Ryan is then asked by CIA director William Cabot (Morgan Freeman) to accompany him to Russia to meet with the new president, Nemerov (Ciaran Hinds), and help oversee routine weapons inspections. In short order, the Americans discover that three Russian weapons experts are missing from their posts at the nuclear facility they’re inspecting. That leads to suspicion and investigation. Meanwhile the three well-paid scientists and a cadre of neo-fascist terrorists, led by an egotist named Dressler (superbly played by Alan Bates), manage to activate the bomb and transport it to Baltimore where American President Fowler (James Cromwell) is enjoying a football game.

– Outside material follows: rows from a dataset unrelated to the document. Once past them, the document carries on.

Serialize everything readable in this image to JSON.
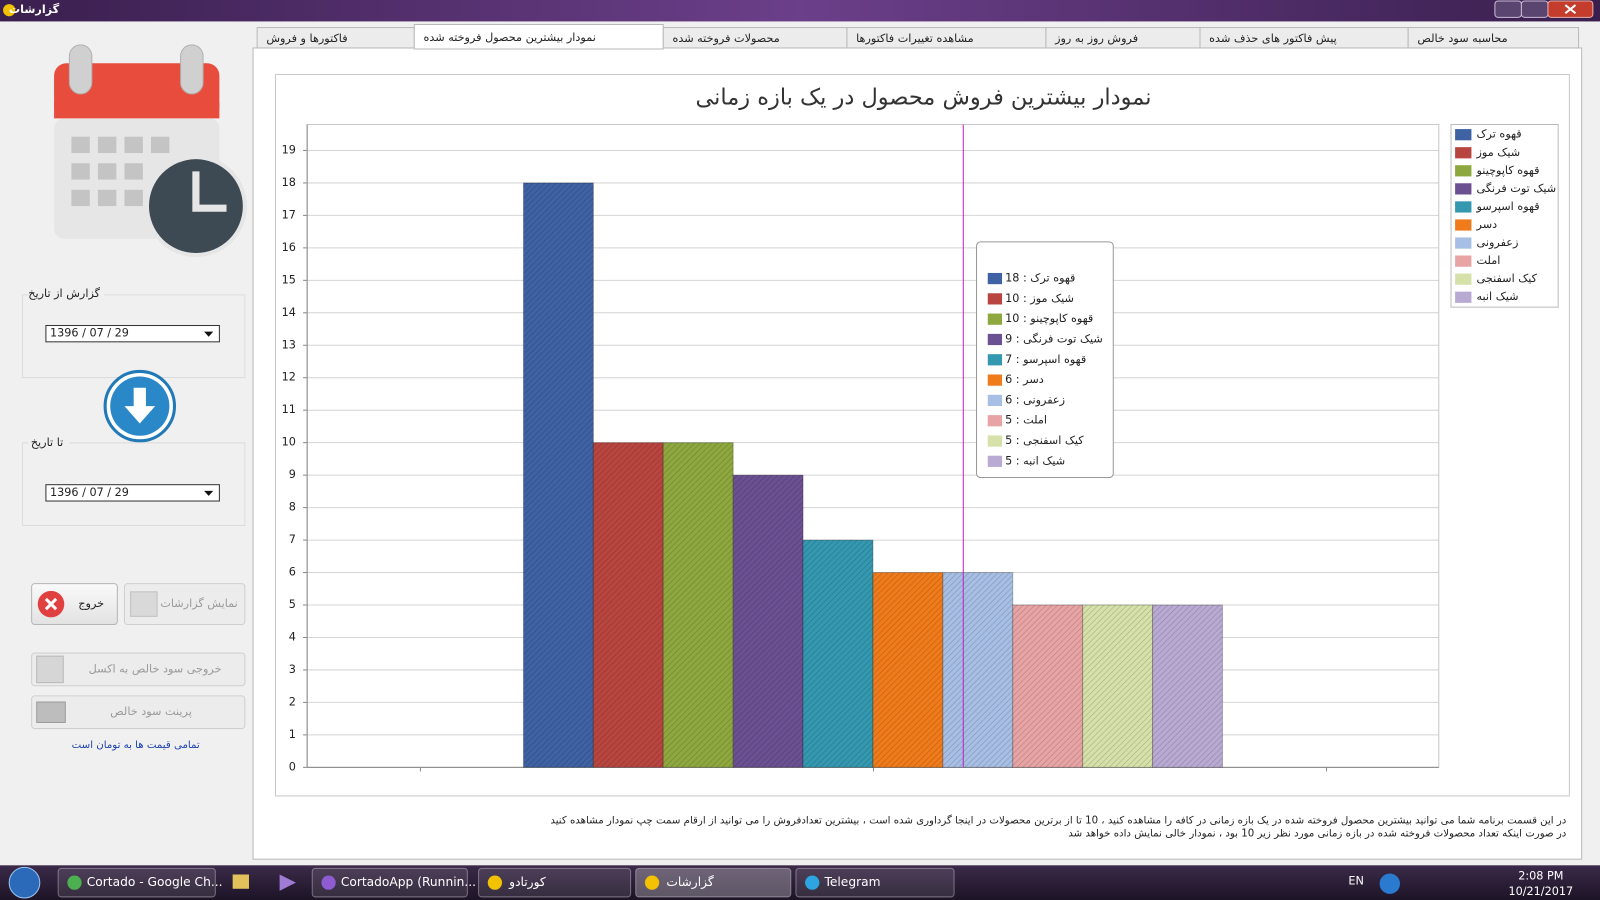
{
  "window": {
    "title": "گزارشات"
  },
  "tabs": [
    "فاکتورها و فروش",
    "نمودار بیشترین محصول فروخته شده",
    "محصولات فروخته شده",
    "مشاهده تغییرات فاکتورها",
    "فروش روز به روز",
    "پیش فاکتور های حذف شده",
    "محاسبه سود خالص"
  ],
  "sidebar": {
    "from_label": "گزارش از تاریخ",
    "from_date": "1396 / 07 / 29",
    "to_label": "تا تاریخ",
    "to_date": "1396 / 07 / 29",
    "exit_button": "خروج",
    "show_button": "نمایش گزارشات",
    "excel_button": "خروجی سود خالص به اکسل",
    "print_button": "پرینت سود خالص",
    "note": "تمامی قیمت ها به تومان است"
  },
  "chart_data": {
    "type": "bar",
    "title": "نمودار بیشترین فروش محصول در یک بازه زمانی",
    "categories": [
      "قهوه ترک",
      "شیک موز",
      "قهوه کاپوچینو",
      "شیک توت فرنگی",
      "قهوه اسپرسو",
      "دسر",
      "زعفرونی",
      "املت",
      "کیک اسفنجی",
      "شیک انبه"
    ],
    "values": [
      18,
      10,
      10,
      9,
      7,
      6,
      6,
      5,
      5,
      5
    ],
    "value_labels": [
      "قهوه ترک : 18",
      "شیک موز : 10",
      "قهوه کاپوچینو : 10",
      "شیک توت فرنگی : 9",
      "قهوه اسپرسو : 7",
      "دسر : 6",
      "زعفرونی : 6",
      "املت : 5",
      "کیک اسفنجی : 5",
      "شیک انبه : 5"
    ],
    "colors": [
      "#3e62a3",
      "#b8453f",
      "#8ea83f",
      "#6b5092",
      "#3498b0",
      "#f07b1b",
      "#a7bfe4",
      "#e8a4a4",
      "#d5e1a9",
      "#b9aad4"
    ],
    "ylim": [
      0,
      19.8
    ],
    "yticks": [
      0,
      1,
      2,
      3,
      4,
      5,
      6,
      7,
      8,
      9,
      10,
      11,
      12,
      13,
      14,
      15,
      16,
      17,
      18,
      19
    ],
    "grid": true,
    "legend": "right"
  },
  "footer": [
    "در این قسمت برنامه شما می توانید بیشترین محصول فروخته شده در یک بازه زمانی در کافه را مشاهده کنید ، 10 تا از برترین محصولات در اینجا گرداوری شده است ، بیشترین تعدادفروش را می توانید از ارقام سمت چپ نمودار مشاهده کنید",
    "در صورت اینکه تعداد محصولات فروخته شده در بازه زمانی مورد نظر زیر 10 بود ، نمودار خالی نمایش داده خواهد شد"
  ],
  "taskbar": {
    "items": [
      "Cortado - Google Ch...",
      "CortadoApp (Runnin...",
      "کورتادو",
      "گزارشات",
      "Telegram"
    ],
    "language": "EN",
    "time": "2:08 PM",
    "date": "10/21/2017"
  }
}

The Sum of All Fears is a taut and riveting thriller that takes its doomsday message a step further than most films. Affleck holds his own where bigger stars have tread and does best in the action scenes or opposite Freeman. Morgan Freeman is truly a delight. His character is so measured and wise and it’s fun watching his Russian counterpart play the same tune. I especially liked Liev Schreiber as field agent John Clark; he’s witty but still manages to stay seriously in touch with serious matters. Also features: Philip Baker Hall as hot-headed Defense Secretary Becker, Ron Rifkin as the cooler-minded Secretary of State Owens, Bruce McGill as National Security Advisor Revell and Colm Feore as South African arms dealer Olson. Both Cromwell and Hinds make for believable presidents.
Lotta says: The Sum of All Fears keeps you nicley glued to your seat.